My big thing used to be disguising the gifts. I’ll never forget the Christmas I had just turned 18, and had my first paying job. I’d bought my mom a Black Hills gold ring and had her wedding diamond re-set in it (the marriage was long over, but the stone had been cut by her dad). First I gave her the ring box with her stone-less wedding ring (she didn’t even know it had been missing from her jewelry box) which gave her a mild panic attack. “What did you do?!?” she kept saying. The new ring was wrapped like Russian nesting dolls, one box inside another box until the last one was big enough to hold a Big Wheel.
She loves to tell the story of that ring. She got a big kick out of the fact I had to get a family friend to sign for me when I put the ring on layaway, since I was still a minor at the time. (And she was even more amazed the friend was able to keep the secret.

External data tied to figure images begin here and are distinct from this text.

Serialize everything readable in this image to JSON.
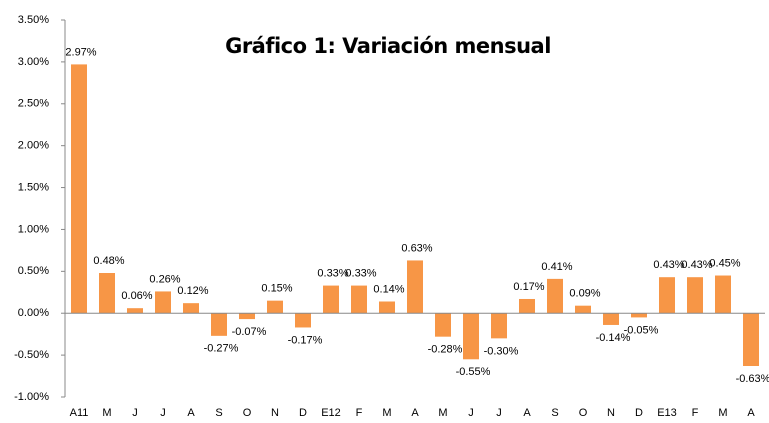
{
  "chart_data": {
    "type": "bar",
    "title": "Gráfico 1: Variación mensual",
    "categories": [
      "A11",
      "M",
      "J",
      "J",
      "A",
      "S",
      "O",
      "N",
      "D",
      "E12",
      "F",
      "M",
      "A",
      "M",
      "J",
      "J",
      "A",
      "S",
      "O",
      "N",
      "D",
      "E13",
      "F",
      "M",
      "A"
    ],
    "values": [
      2.97,
      0.48,
      0.06,
      0.26,
      0.12,
      -0.27,
      -0.07,
      0.15,
      -0.17,
      0.33,
      0.33,
      0.14,
      0.63,
      -0.28,
      -0.55,
      -0.3,
      0.17,
      0.41,
      0.09,
      -0.14,
      -0.05,
      0.43,
      0.43,
      0.45,
      -0.63
    ],
    "value_labels": [
      "2.97%",
      "0.48%",
      "0.06%",
      "0.26%",
      "0.12%",
      "-0.27%",
      "-0.07%",
      "0.15%",
      "-0.17%",
      "0.33%",
      "0.33%",
      "0.14%",
      "0.63%",
      "-0.28%",
      "-0.55%",
      "-0.30%",
      "0.17%",
      "0.41%",
      "0.09%",
      "-0.14%",
      "-0.05%",
      "0.43%",
      "0.43%",
      "0.45%",
      "-0.63%"
    ],
    "color": "#f79646",
    "ylim": [
      -1.0,
      3.5
    ],
    "yticks": [
      {
        "value": -1.0,
        "label": "-1.00%"
      },
      {
        "value": -0.5,
        "label": "-0.50%"
      },
      {
        "value": 0,
        "label": "0.00%"
      },
      {
        "value": 0.5,
        "label": "0.50%"
      },
      {
        "value": 1.0,
        "label": "1.00%"
      },
      {
        "value": 1.5,
        "label": "1.50%"
      },
      {
        "value": 2.0,
        "label": "2.00%"
      },
      {
        "value": 2.5,
        "label": "2.50%"
      },
      {
        "value": 3.0,
        "label": "3.00%"
      },
      {
        "value": 3.5,
        "label": "3.50%"
      }
    ],
    "grid": false
  }
}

Nowadays though I couldn’t do that, wrap over and over; it would seem like such a waste of paper. Is that a sign of advancing age — becoming too practical?
Isabel Says:
I will say becoming Shirley. To me all the gift wrap seems like a waste of paper too. I use the gift bags I get as lunch bags through out the year. That way I don’t have to throw them away and feel guilty about it. A co-worker gave me a gift with the cutest gift bag and she told that she didn’t put my name on the bag that way I could re-use it if I’d wanted to. Yes, I think we’re practical women LOL.
Isabel Says:
On the first sentence I meant to say…
“I will say we’re becoming practical, Shirley.”
*Isabel blushing furiously*
Anne Mallory Says:
I am one of those weirdo people who gets artsy with magazine pages forged into paper, individualized tags, personalized ornamentation, blah, blah, blah — but, only on single gifts. Takes way too much energy otherwise.
When it gets to Christmas with multiple gifts and family members asking for wrap jobs, things can get rather rushed and botched and overlapped. Christmas is all about the unwrapping to me, so I don’t get to paranoid about my wrap jobs. If everything is covered, it’s good to go.